The same with GoBase, their business is to give people access to Go games and let them perform searches on them, just like you can with Kombilo on the GoGoD game collection CD. Of course, if folks would have GoBase's games on their local machine and would be able to do much more powerful (and faster!) searches on them, Jan van der Steen's plans to charge his - at least - ten thousand customers money for his site will be frustrated. If he asks 10 USD/year he'll make a cool hundred thousand USD/year - no wonder he refuses to include MoyoGo in his list of SGF Editors!

Some think that the solution to their problem is not innovation, but FUD, boycots and libel. In the short term this will have some effect, but in the long term it will derail them even faster because of course in business, one focuses on competing with one's most vociferous competitors first. Therefore, Moyo Go soon will exceed GoGoD's and GoBase's capabilities, for the sole reason that they chose to make my life difficult. Otherwise I would have been busy making an IGS client or something.

Monday, October 03, 2005

Moyo Go, The Movie

I've just made an off-the-cuff demo in which I convey the cool capabilities of my creation. The movie comes as a humongous 175 MB EXE, made with Camtasia. The reason it's an EXE is to avoid the need to install their CODEC.

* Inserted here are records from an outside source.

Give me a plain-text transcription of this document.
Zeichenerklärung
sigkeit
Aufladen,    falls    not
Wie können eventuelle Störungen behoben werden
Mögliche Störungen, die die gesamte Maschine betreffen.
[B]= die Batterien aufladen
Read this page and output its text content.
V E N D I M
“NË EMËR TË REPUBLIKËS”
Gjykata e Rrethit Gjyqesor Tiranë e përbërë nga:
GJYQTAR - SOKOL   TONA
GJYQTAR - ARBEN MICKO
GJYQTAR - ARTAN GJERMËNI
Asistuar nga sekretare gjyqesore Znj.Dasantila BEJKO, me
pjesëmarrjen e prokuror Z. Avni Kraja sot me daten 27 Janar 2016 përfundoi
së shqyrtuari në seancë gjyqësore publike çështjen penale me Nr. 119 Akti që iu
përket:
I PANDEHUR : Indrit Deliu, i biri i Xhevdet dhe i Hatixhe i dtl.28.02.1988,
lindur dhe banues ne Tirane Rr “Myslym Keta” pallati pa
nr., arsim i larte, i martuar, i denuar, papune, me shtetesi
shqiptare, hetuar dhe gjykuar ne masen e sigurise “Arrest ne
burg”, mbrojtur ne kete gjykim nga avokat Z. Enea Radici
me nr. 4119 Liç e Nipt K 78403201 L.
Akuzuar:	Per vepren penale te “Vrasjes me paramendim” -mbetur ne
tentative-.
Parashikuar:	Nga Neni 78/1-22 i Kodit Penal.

The (20 minute or so) audio/screen recording presentation gives a fair general impression, although the docking system's guiding widgets don't appear because Camtasia can't handle "overlays". And MoyoGo's (annotation/splitting) cursors are replaced by a stock Camtasia hand cursor instead. And I had to keep the window small, though MoyoGo likes to have as much screen real estate as possible. But you'll get the idea.

Smaller movies that give a good impression of certain features are here.

There are a few slips of the tongue and you''ll notice that I suffer from absentmindedness, but hey, I'm a hacker, not a Hollywood director :)

The movie.

Sunday, October 02, 2005

Hype & Reality



The new Zalman CNPS 9500 is a CPU air cooler with the best noise/cooling performance. The web is full of praising words. Zalman's propaganda machine has been very effective (so far, no review of Moyo Go has been published anywhere, I'm envious).

Anyway, I bought two because after years of living and sleeping in my rented 1-room appt., the noise was getting on my nerves. My PC is on 24/7 because that increases reliability (thermal considerations - I am an electronic engineer by education and we learn that it's better to have a constant temperature and constant current instead of on/off/on/off/on..). My supplier sent me only one, but billed me for two. So far not the end of the world. One costs 75 USD here, BTW. Okay. So I mounted the thing and I was surprized how little contact it made with the CPU.

I decided to STW for that model and hey presto, I found a bunch of German folks on a forum who had quite some trouble with the thing. The mounting clip broke. I thought: "Let's look at mine" and sure enough, my clip was half way through..

Zalman has perhaps the world's best CPU cooling solutions. They are creative, innovative and they have a proven track record of producing kick-ass coolers. Yet they managed to produce this utter piece of crap. (If it would have broken off during operation, my damage would have been 1,500 USD for the overheated CPU plus 1,000 USD for the shattered graphics card underneath - without the slightest chance of compensation apart from another one of thouse lousy clips.) And that would be best-case, because that brittle clip broke straight through the middle as well, into three pieces. If a piece would have short-circuited something, the disaster would have been complete.